Concordia’s Current Climate and Lack of Communication are Unacceptable

Again, Concordia is in damage control mode, because students are faced with an uncommunicative administration concerning sexual misconduct within the university, as well as reports of the climate of its English department being unhealthy and poor.

The members of Concordia’s standing committee on sexual misconduct have signed a non-disclosure agreement, keeping them from communicating to the students about specific progress made in their work. Students are met with a frustrating silence, making them feel left out of the conversation.

While the community conversations set in place give space for students to share their ideas on how Concordia should handle complaints and express their thoughts about the current policy they want changed, the committee only takes note of their demands, but cannot confirm if they’ve been followed.

Therefore, every community conversation is like going back to step one, where students outline their demands and the committee listens, but does not confirm if they’ve been approved or implemented.

This then leads to mistrust because students don’t have confirmation that their needs have been properly put in practice and are unsure where to lead the next conversation from there.

That is only the latest instance of the frustration.

In February, two former Concordia students weren’t notified that the complaint they filed against a professor in the creative writing department has been dropped; they found out through the professor’s lawyer.

Provincial privacy legislation prevents complainants from learning about the result of an investigation. This leads students who have come forward to be left in the dark, and feel unheard.

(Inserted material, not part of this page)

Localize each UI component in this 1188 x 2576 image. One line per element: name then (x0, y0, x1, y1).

We urge Concordia to advocate for their student body and pressure the provincial government to change the laws in favour of a process that respects those that bring forward allegations and keep them informed in a meaningful way.

The legislated lack of transparency protects the accused and hurt those who come forward. After filing a complaint against a professor or a university employee, the complainants are effectively kept out of the loop when it comes to the results of a major investigation.

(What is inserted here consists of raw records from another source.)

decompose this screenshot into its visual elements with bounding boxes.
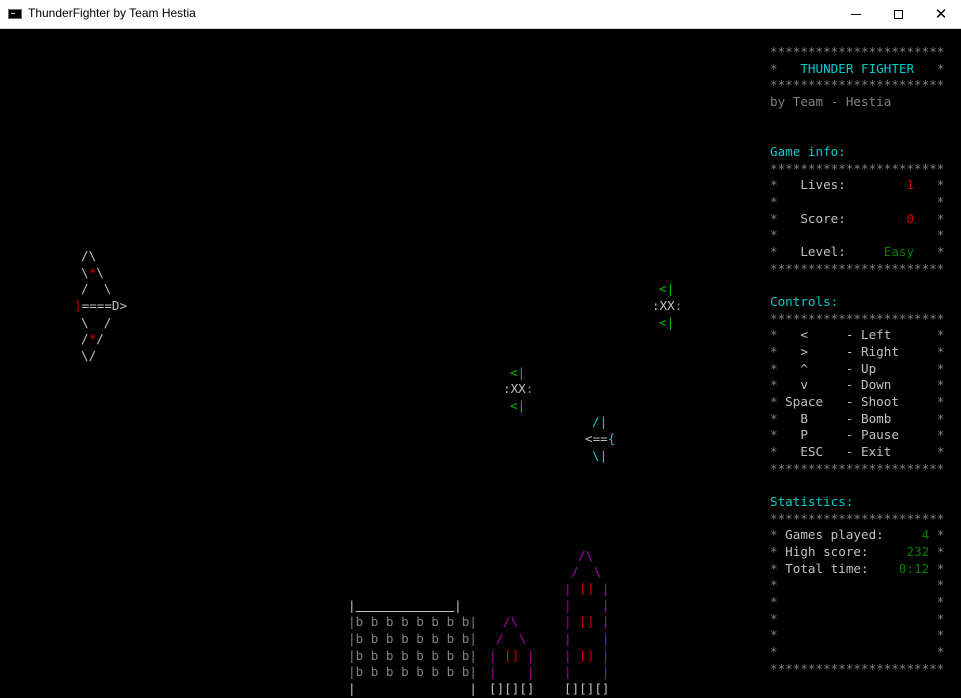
blank-row: * * [770, 577, 945, 592]
tower-base: [][][] [489, 681, 535, 696]
lives-row: * Lives: 1 * [770, 177, 945, 192]
ship-line: /*/ [81, 331, 104, 346]
tower-line: | | [564, 598, 610, 613]
building-floor: |b b b b b b b b| [348, 648, 477, 663]
blank-row: * * [770, 644, 945, 659]
blank-row: * * [770, 611, 945, 626]
high-score-row: * High score: 232 * [770, 544, 945, 559]
ship-line: / \ [81, 281, 112, 296]
control-row: * ESC - Exit * [770, 444, 945, 459]
ship-line: /\ [81, 248, 97, 263]
tower-line: | [] | [564, 648, 610, 663]
minimize-button[interactable] [833, 0, 879, 29]
enemy-line: :XX: [652, 298, 683, 313]
ship-line: \ / [81, 315, 112, 330]
enemy-line: /| [592, 414, 608, 429]
score-row: * Score: 0 * [770, 211, 945, 226]
tower-line: /\ [578, 548, 594, 563]
enemy-line: <| [659, 315, 675, 330]
enemy-line: <| [659, 281, 675, 296]
tower-line: /\ [503, 614, 519, 629]
level-row: * Level: Easy * [770, 244, 945, 259]
subtitle: by Team - Hestia [770, 94, 892, 109]
border-stars: *********************** [770, 461, 945, 476]
enemy-line: <=={ [585, 431, 616, 446]
enemy-line: :XX: [503, 381, 534, 396]
building-floor: |b b b b b b b b| [348, 614, 477, 629]
enemy-line: <| [510, 365, 526, 380]
tower-line: | | [564, 664, 610, 679]
game-info-heading: Game info: [770, 144, 846, 159]
tower-line: | [] | [489, 648, 535, 663]
maximize-icon [893, 10, 903, 19]
minimize-icon [851, 14, 861, 15]
window-title: ThunderFighter by Team Hestia [28, 6, 196, 20]
border-stars: *********************** [770, 261, 945, 276]
close-icon: ✕ [934, 5, 948, 23]
blank-row: * * [770, 227, 945, 242]
control-row: * B - Bomb * [770, 411, 945, 426]
tower-line: | | [564, 631, 610, 646]
control-row: * > - Right * [770, 344, 945, 359]
building-base: | | [348, 681, 477, 696]
border-stars: *********************** [770, 511, 945, 526]
tower-line: | [] | [564, 614, 610, 629]
enemy-line: \| [592, 448, 608, 463]
border-stars: *********************** [770, 311, 945, 326]
border-stars: *********************** [770, 661, 945, 676]
control-row: * P - Pause * [770, 427, 945, 442]
window-titlebar: ThunderFighter by Team Hestia ✕ [0, 0, 961, 29]
tower-line: / \ [496, 631, 527, 646]
game-console[interactable]: /\ \*\ / \ ]====D> \ / /*/ \/ <| :XX: <|… [0, 29, 961, 696]
building-floor: |b b b b b b b b| [348, 664, 477, 679]
blank-row: * * [770, 627, 945, 642]
border-stars: *********************** [770, 161, 945, 176]
controls-heading: Controls: [770, 294, 839, 309]
ship-line: \/ [81, 348, 97, 363]
close-button[interactable]: ✕ [918, 0, 961, 29]
border-stars: *********************** [770, 44, 945, 59]
game-title: * THUNDER FIGHTER * [770, 61, 945, 76]
tower-line: / \ [571, 564, 602, 579]
border-stars: *********************** [770, 77, 945, 92]
building-roof: | | [348, 598, 462, 613]
tower-line: | | [489, 664, 535, 679]
total-time-row: * Total time: 0:12 * [770, 561, 945, 576]
console-app-icon [8, 9, 22, 19]
games-played-row: * Games played: 4 * [770, 527, 945, 542]
maximize-button[interactable] [875, 0, 921, 29]
control-row: * ^ - Up * [770, 361, 945, 376]
tower-base: [][][] [564, 681, 610, 696]
control-row: * < - Left * [770, 327, 945, 342]
control-row: * v - Down * [770, 377, 945, 392]
blank-row: * * [770, 194, 945, 209]
blank-row: * * [770, 594, 945, 609]
control-row: * Space - Shoot * [770, 394, 945, 409]
ship-line: \*\ [81, 265, 104, 280]
tower-line: | [] | [564, 581, 610, 596]
statistics-heading: Statistics: [770, 494, 854, 509]
ship-line: ]====D> [74, 298, 128, 313]
enemy-line: <| [510, 398, 526, 413]
building-floor: |b b b b b b b b| [348, 631, 477, 646]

The university may be held back by provincial law, but it is clear that there is plenty of fault lying at their door as well, and students know it. In a report on Concordia’s English department, a part of the university that has been at the centre of allegations, students showed a lack of faith in how the university handled sexual misconduct allegations and saw the department and the environment as something that was hostile and unhealthy.

When students do not feel that they can trust the university when it comes to bringing forward such claims, something that’s incredibly difficult even without the added mistrust, there is a real problem. Who can these people in a vulnerable situation confide to if not the university when it comes to addressing this problem?

If Concordia really wants to show that they deserve to have that trust, they can begin by pushing the provincial government to change those laws that the university says is hindering their openness.

We call on the university’s administration to exercise its influence to rebuild the trust that the student body holds back. This means not only properly and openly handling allegations that are brought to them, but actively pushing for meaningful legal change at the provincial level.